Another big way that IoT is impacting manufacturers is in enabling the safe and routine use of collaborative robots. These systems – known colloquially as cobots – are an array of assistive technologies that help human workers handle repetitive tasks or other assembly work too arduous to do by hand. Unlike prior industrial robots, cobots tend to be small, agile, flexible, and don’t have to be segregated from human workers for safety reasons. That’s thanks to the array of IoT sensors they employ to make sure they don’t impede human workers or otherwise injure them.
The use of cobots is increasing productivity for manufacturers without increasing overhead costs or posing safety concerns. And, their adoption is only just getting started. As the technology improves, IoT-connected cobots are going to become standard equipment across a wide range of manufacturing operations. As that happens, they’ll bridge the gap between today’s labor-intensive factories and the fully-automated manufacturing facilities of the future.

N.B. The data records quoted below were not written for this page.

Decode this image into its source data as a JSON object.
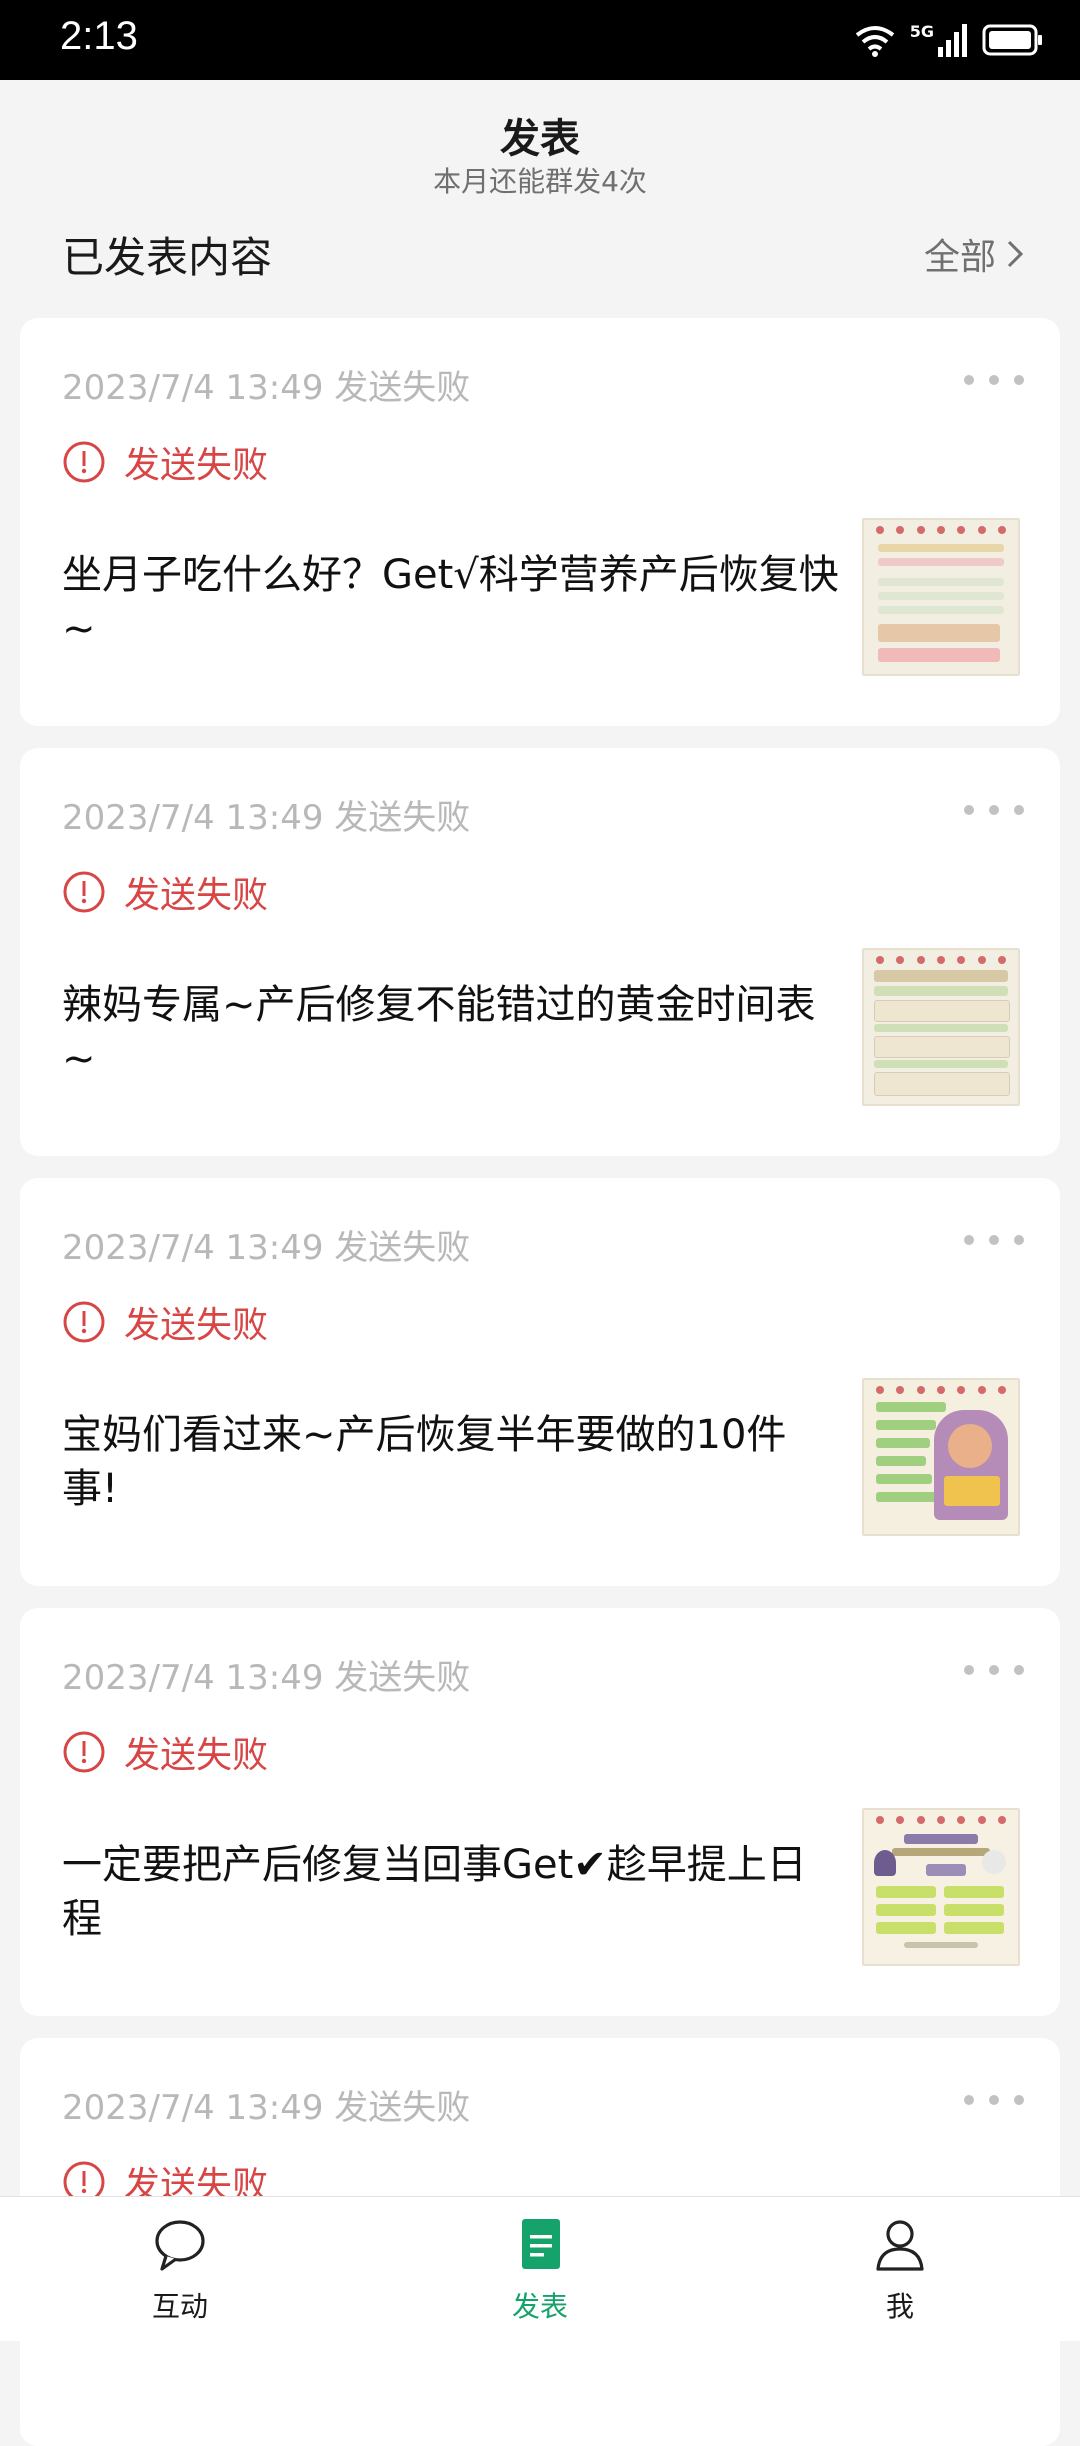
{
  "status_bar": {
    "time": "2:13",
    "network": "5G"
  },
  "header": {
    "title": "发表",
    "subtitle": "本月还能群发4次"
  },
  "section": {
    "label": "已发表内容",
    "all_link": "全部"
  },
  "cards": [
    {
      "meta": "2023/7/4 13:49 发送失败",
      "status": "发送失败",
      "content": "坐月子吃什么好？Get√科学营养产后恢复快~"
    },
    {
      "meta": "2023/7/4 13:49 发送失败",
      "status": "发送失败",
      "content": "辣妈专属~产后修复不能错过的黄金时间表~"
    },
    {
      "meta": "2023/7/4 13:49 发送失败",
      "status": "发送失败",
      "content": "宝妈们看过来~产后恢复半年要做的10件事!"
    },
    {
      "meta": "2023/7/4 13:49 发送失败",
      "status": "发送失败",
      "content": "一定要把产后修复当回事Get✔趁早提上日程"
    },
    {
      "meta": "2023/7/4 13:49 发送失败",
      "status": "发送失败",
      "content": ""
    }
  ],
  "nav": [
    {
      "label": "互动",
      "icon": "chat-bubble-icon"
    },
    {
      "label": "发表",
      "icon": "document-icon",
      "active": true
    },
    {
      "label": "我",
      "icon": "person-icon"
    }
  ],
  "colors": {
    "accent": "#15a26b",
    "error": "#d84545",
    "muted": "#b8b8b8"
  }
}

Efficient manufacturing processes rely almost entirely on predictability. Factory operators need to know how long each step in a process takes, what resources are needed, and how long the process can operate continuously before needing breaks for maintenance and other periodic tasks. That overarching need for predictability makes it difficult for operators to know how the addition of new equipment might impact output. It also makes them hesitant to make changes to existing equipment, even if they’re all but certain that the changes would be an improvement.
That brings us to another vital and emerging use of IoT technology in manufacturing. Factory operators are using the myriad data streaming from their connected devices to make precise computer models of their industrial equipment. These digital twins, as they’re known, allow operators to test any proposed equipment tweaks or replacements to see the exact effect they’ll have on the output. This helps them to make seamless upgrades and changes to their processes without fear of upsetting the delicate balance that ensures predictability.
The Bottom Line
If the question is whether IoT is living up to its promise and proving useful in manufacturing – the answer is a resounding yes. While it might not be getting the constant attention that IoT breakthroughs in other more consumer-friendly sectors tend to get, it remains one of the biggest success stories in all of the global IoT ecosystem.

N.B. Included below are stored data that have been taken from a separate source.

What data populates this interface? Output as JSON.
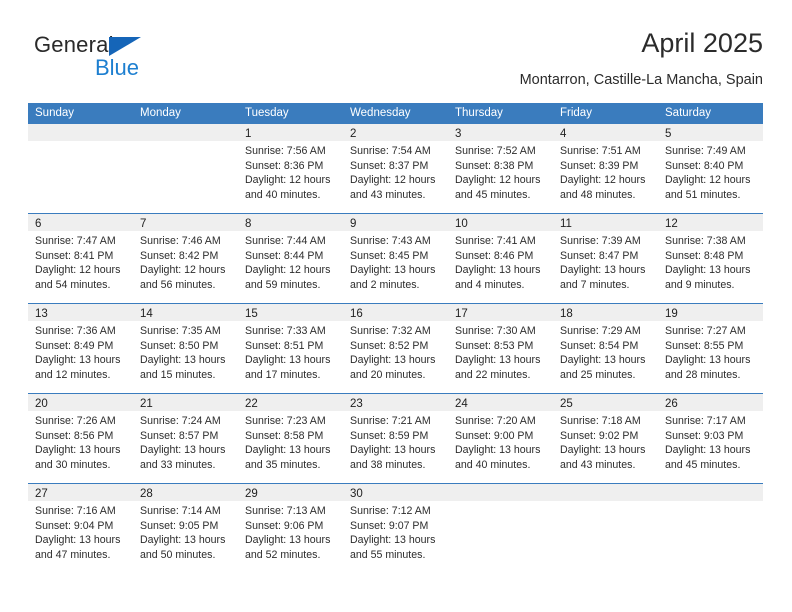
{
  "brand": {
    "name_part1": "General",
    "name_part2": "Blue",
    "triangle_color": "#1565b8",
    "blue_text_color": "#1d7fd0"
  },
  "header": {
    "title": "April 2025",
    "subtitle": "Montarron, Castille-La Mancha, Spain"
  },
  "theme": {
    "header_row_bg": "#3a7cbe",
    "day_band_bg": "#efefef",
    "row_divider": "#3a7cbe",
    "text": "#2c2c2c"
  },
  "weekdays": [
    "Sunday",
    "Monday",
    "Tuesday",
    "Wednesday",
    "Thursday",
    "Friday",
    "Saturday"
  ],
  "weeks": [
    [
      {
        "day": "",
        "sunrise": "",
        "sunset": "",
        "daylight1": "",
        "daylight2": ""
      },
      {
        "day": "",
        "sunrise": "",
        "sunset": "",
        "daylight1": "",
        "daylight2": ""
      },
      {
        "day": "1",
        "sunrise": "Sunrise: 7:56 AM",
        "sunset": "Sunset: 8:36 PM",
        "daylight1": "Daylight: 12 hours",
        "daylight2": "and 40 minutes."
      },
      {
        "day": "2",
        "sunrise": "Sunrise: 7:54 AM",
        "sunset": "Sunset: 8:37 PM",
        "daylight1": "Daylight: 12 hours",
        "daylight2": "and 43 minutes."
      },
      {
        "day": "3",
        "sunrise": "Sunrise: 7:52 AM",
        "sunset": "Sunset: 8:38 PM",
        "daylight1": "Daylight: 12 hours",
        "daylight2": "and 45 minutes."
      },
      {
        "day": "4",
        "sunrise": "Sunrise: 7:51 AM",
        "sunset": "Sunset: 8:39 PM",
        "daylight1": "Daylight: 12 hours",
        "daylight2": "and 48 minutes."
      },
      {
        "day": "5",
        "sunrise": "Sunrise: 7:49 AM",
        "sunset": "Sunset: 8:40 PM",
        "daylight1": "Daylight: 12 hours",
        "daylight2": "and 51 minutes."
      }
    ],
    [
      {
        "day": "6",
        "sunrise": "Sunrise: 7:47 AM",
        "sunset": "Sunset: 8:41 PM",
        "daylight1": "Daylight: 12 hours",
        "daylight2": "and 54 minutes."
      },
      {
        "day": "7",
        "sunrise": "Sunrise: 7:46 AM",
        "sunset": "Sunset: 8:42 PM",
        "daylight1": "Daylight: 12 hours",
        "daylight2": "and 56 minutes."
      },
      {
        "day": "8",
        "sunrise": "Sunrise: 7:44 AM",
        "sunset": "Sunset: 8:44 PM",
        "daylight1": "Daylight: 12 hours",
        "daylight2": "and 59 minutes."
      },
      {
        "day": "9",
        "sunrise": "Sunrise: 7:43 AM",
        "sunset": "Sunset: 8:45 PM",
        "daylight1": "Daylight: 13 hours",
        "daylight2": "and 2 minutes."
      },
      {
        "day": "10",
        "sunrise": "Sunrise: 7:41 AM",
        "sunset": "Sunset: 8:46 PM",
        "daylight1": "Daylight: 13 hours",
        "daylight2": "and 4 minutes."
      },
      {
        "day": "11",
        "sunrise": "Sunrise: 7:39 AM",
        "sunset": "Sunset: 8:47 PM",
        "daylight1": "Daylight: 13 hours",
        "daylight2": "and 7 minutes."
      },
      {
        "day": "12",
        "sunrise": "Sunrise: 7:38 AM",
        "sunset": "Sunset: 8:48 PM",
        "daylight1": "Daylight: 13 hours",
        "daylight2": "and 9 minutes."
      }
    ],
    [
      {
        "day": "13",
        "sunrise": "Sunrise: 7:36 AM",
        "sunset": "Sunset: 8:49 PM",
        "daylight1": "Daylight: 13 hours",
        "daylight2": "and 12 minutes."
      },
      {
        "day": "14",
        "sunrise": "Sunrise: 7:35 AM",
        "sunset": "Sunset: 8:50 PM",
        "daylight1": "Daylight: 13 hours",
        "daylight2": "and 15 minutes."
      },
      {
        "day": "15",
        "sunrise": "Sunrise: 7:33 AM",
        "sunset": "Sunset: 8:51 PM",
        "daylight1": "Daylight: 13 hours",
        "daylight2": "and 17 minutes."
      },
      {
        "day": "16",
        "sunrise": "Sunrise: 7:32 AM",
        "sunset": "Sunset: 8:52 PM",
        "daylight1": "Daylight: 13 hours",
        "daylight2": "and 20 minutes."
      },
      {
        "day": "17",
        "sunrise": "Sunrise: 7:30 AM",
        "sunset": "Sunset: 8:53 PM",
        "daylight1": "Daylight: 13 hours",
        "daylight2": "and 22 minutes."
      },
      {
        "day": "18",
        "sunrise": "Sunrise: 7:29 AM",
        "sunset": "Sunset: 8:54 PM",
        "daylight1": "Daylight: 13 hours",
        "daylight2": "and 25 minutes."
      },
      {
        "day": "19",
        "sunrise": "Sunrise: 7:27 AM",
        "sunset": "Sunset: 8:55 PM",
        "daylight1": "Daylight: 13 hours",
        "daylight2": "and 28 minutes."
      }
    ],
    [
      {
        "day": "20",
        "sunrise": "Sunrise: 7:26 AM",
        "sunset": "Sunset: 8:56 PM",
        "daylight1": "Daylight: 13 hours",
        "daylight2": "and 30 minutes."
      },
      {
        "day": "21",
        "sunrise": "Sunrise: 7:24 AM",
        "sunset": "Sunset: 8:57 PM",
        "daylight1": "Daylight: 13 hours",
        "daylight2": "and 33 minutes."
      },
      {
        "day": "22",
        "sunrise": "Sunrise: 7:23 AM",
        "sunset": "Sunset: 8:58 PM",
        "daylight1": "Daylight: 13 hours",
        "daylight2": "and 35 minutes."
      },
      {
        "day": "23",
        "sunrise": "Sunrise: 7:21 AM",
        "sunset": "Sunset: 8:59 PM",
        "daylight1": "Daylight: 13 hours",
        "daylight2": "and 38 minutes."
      },
      {
        "day": "24",
        "sunrise": "Sunrise: 7:20 AM",
        "sunset": "Sunset: 9:00 PM",
        "daylight1": "Daylight: 13 hours",
        "daylight2": "and 40 minutes."
      },
      {
        "day": "25",
        "sunrise": "Sunrise: 7:18 AM",
        "sunset": "Sunset: 9:02 PM",
        "daylight1": "Daylight: 13 hours",
        "daylight2": "and 43 minutes."
      },
      {
        "day": "26",
        "sunrise": "Sunrise: 7:17 AM",
        "sunset": "Sunset: 9:03 PM",
        "daylight1": "Daylight: 13 hours",
        "daylight2": "and 45 minutes."
      }
    ],
    [
      {
        "day": "27",
        "sunrise": "Sunrise: 7:16 AM",
        "sunset": "Sunset: 9:04 PM",
        "daylight1": "Daylight: 13 hours",
        "daylight2": "and 47 minutes."
      },
      {
        "day": "28",
        "sunrise": "Sunrise: 7:14 AM",
        "sunset": "Sunset: 9:05 PM",
        "daylight1": "Daylight: 13 hours",
        "daylight2": "and 50 minutes."
      },
      {
        "day": "29",
        "sunrise": "Sunrise: 7:13 AM",
        "sunset": "Sunset: 9:06 PM",
        "daylight1": "Daylight: 13 hours",
        "daylight2": "and 52 minutes."
      },
      {
        "day": "30",
        "sunrise": "Sunrise: 7:12 AM",
        "sunset": "Sunset: 9:07 PM",
        "daylight1": "Daylight: 13 hours",
        "daylight2": "and 55 minutes."
      },
      {
        "day": "",
        "sunrise": "",
        "sunset": "",
        "daylight1": "",
        "daylight2": ""
      },
      {
        "day": "",
        "sunrise": "",
        "sunset": "",
        "daylight1": "",
        "daylight2": ""
      },
      {
        "day": "",
        "sunrise": "",
        "sunset": "",
        "daylight1": "",
        "daylight2": ""
      }
    ]
  ]
}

And, in a way, it’s bringing IoT much closer to realizing the potential that so many experts predicted it had. As more manufacturers come to rely on the advances that IoT makes possible, the efficiencies they demonstrate will make the technology that much more attractive to businesses in other sectors. In other words, manufacturers are fast becoming the real-world testbed for what’s next in IoT, and everyone else will soon follow their lead – and that’s great news for all involved.